The values for the three-dimensional curves and the lens thickness thus obtained are used to conduct subsequent, computer-controlled and optimized grinding of a bevel or groove, not described in detail here.

Although the present invention has been described in relation to particular embodiments thereof, many other variations and modifications and other uses will become apparent to those skilled in the art. Therefore, the present invention should be limited not by the specific disclosure herein, but only by the appended claims.

Claims

1. A process for measuring forward and rearward three-dimensional curves and thicknesses of a corrective lens during contour-grinding of the circumference of the corrective lens by a grinding disk, the process comprising the steps of:

rotating the corrective lens with respect to the grinding disk;

interrupting and stopping relative rotation of the corrective lens during contour-grinding at measurement points defining pre-determinable angular intervals;

shifting the corrective lens axially relative to the grinding disk at the measurement points while the relative rotation of the corrective lens has been stopped; and

determining the location of the forward and rearward three-dimensional curves and the thickness of the lens at the measurement points, by recording at least one of an excursion distance and a time required for shifting.

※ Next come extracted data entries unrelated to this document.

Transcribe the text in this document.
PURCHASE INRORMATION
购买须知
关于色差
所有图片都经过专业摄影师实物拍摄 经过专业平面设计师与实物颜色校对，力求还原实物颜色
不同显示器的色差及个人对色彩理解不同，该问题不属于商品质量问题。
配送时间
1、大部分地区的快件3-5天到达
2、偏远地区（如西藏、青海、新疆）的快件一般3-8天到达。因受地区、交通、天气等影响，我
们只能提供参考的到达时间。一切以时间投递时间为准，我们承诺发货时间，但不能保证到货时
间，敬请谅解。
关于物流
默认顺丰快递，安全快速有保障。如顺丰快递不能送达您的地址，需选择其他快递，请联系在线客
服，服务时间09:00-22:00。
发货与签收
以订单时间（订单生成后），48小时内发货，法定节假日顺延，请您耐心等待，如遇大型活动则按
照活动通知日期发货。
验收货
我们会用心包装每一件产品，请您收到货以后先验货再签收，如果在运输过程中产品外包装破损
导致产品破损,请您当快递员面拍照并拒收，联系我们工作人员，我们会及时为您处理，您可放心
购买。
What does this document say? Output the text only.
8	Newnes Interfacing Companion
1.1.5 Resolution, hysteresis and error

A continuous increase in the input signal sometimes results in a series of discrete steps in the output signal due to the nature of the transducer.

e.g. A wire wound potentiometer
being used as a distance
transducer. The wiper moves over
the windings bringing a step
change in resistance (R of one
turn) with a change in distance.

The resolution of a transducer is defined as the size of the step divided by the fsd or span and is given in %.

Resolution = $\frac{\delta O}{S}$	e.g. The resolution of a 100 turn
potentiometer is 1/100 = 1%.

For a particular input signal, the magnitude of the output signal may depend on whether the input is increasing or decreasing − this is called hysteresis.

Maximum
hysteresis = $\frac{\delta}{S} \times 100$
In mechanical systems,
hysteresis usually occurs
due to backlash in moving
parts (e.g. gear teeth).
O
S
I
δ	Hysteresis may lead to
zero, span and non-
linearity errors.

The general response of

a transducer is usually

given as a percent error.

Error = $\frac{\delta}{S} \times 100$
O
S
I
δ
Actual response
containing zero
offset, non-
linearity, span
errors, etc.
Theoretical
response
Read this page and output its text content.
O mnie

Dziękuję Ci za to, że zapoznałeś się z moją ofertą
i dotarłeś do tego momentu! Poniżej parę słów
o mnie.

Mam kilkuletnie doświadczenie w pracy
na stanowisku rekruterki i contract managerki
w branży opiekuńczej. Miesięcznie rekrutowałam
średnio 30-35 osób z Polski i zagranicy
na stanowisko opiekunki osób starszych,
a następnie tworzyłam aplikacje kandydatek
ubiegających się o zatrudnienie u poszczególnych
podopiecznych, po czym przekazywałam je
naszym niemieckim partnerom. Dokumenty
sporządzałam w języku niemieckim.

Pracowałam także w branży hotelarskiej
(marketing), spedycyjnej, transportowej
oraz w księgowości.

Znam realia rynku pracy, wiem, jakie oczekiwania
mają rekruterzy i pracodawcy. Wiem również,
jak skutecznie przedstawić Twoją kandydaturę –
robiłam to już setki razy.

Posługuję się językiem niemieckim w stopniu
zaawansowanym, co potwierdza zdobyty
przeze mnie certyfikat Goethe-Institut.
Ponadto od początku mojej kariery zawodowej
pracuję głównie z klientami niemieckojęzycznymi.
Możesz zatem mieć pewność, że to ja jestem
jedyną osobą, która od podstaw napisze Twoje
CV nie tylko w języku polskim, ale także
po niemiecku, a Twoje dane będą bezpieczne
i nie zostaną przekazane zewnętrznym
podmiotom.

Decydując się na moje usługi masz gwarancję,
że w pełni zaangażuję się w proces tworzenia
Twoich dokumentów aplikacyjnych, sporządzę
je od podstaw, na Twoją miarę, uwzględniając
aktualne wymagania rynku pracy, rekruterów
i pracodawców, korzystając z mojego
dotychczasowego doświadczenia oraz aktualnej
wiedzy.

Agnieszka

2. The process according to claim 1, wherein the angular spacing of the measurement points at the circumference of the lens is specified prior to the commencement of contour grinding in accordance with the shape of the lens selected and the optical and decentration values for the lens.

3. The process according to claim 2, further comprising determining the number of measurement points in dependency on the shape of the corrective lens selected and on the optical and decentration values for the corrective lens.

4. The grinding process according to claim 3, wherein the measurement points are located near cusps along the circumference of the corrective lens.

5. The process according to claim 1, further comprising using the measured values to grind a bevel or groove in the circumference of the corrective lens.

6. Apparatus for measuring the forward and rearward three-dimensional curves and thickness of a corrective lens during contour grinding of the circumference of the corrective lens by a grinding disk, the apparatus comprising:

means for holding and rotating the corrective lens with respect to the grinding disk so that the circumference of the corrective lens is ground by the disk;

means for interrupting and stopping relative rotation of the corrective lens during contour grinding by the grinding disk at measurement points defining predeterminable angular intervals;

means for shifting the corrective lens axially relative to the grinding disk at the measurement points while the relative rotation of the corrective lens has been stopped; and

means for determining the location of the forward and rearward three-dimensional curves and thickness of the lens at the measurement points by recording at least one of an excursion distance and a time required for shifting.

7. The apparatus according to claim 6, wherein the angular spacing of the measurement points at the circumference of the lens is specified prior to the commencement of contour grinding in accordance with the shape of the lens selected and the optical and decentration values for the lens.

8. The apparatus according to claim 6, wherein the measurement points are located near cusps along the circumference of the corrective lens.

9. The apparatus according to claim 6, further comprising means for grinding a bevel or groove in the circumference of the corrective lens in dependence on the measured values.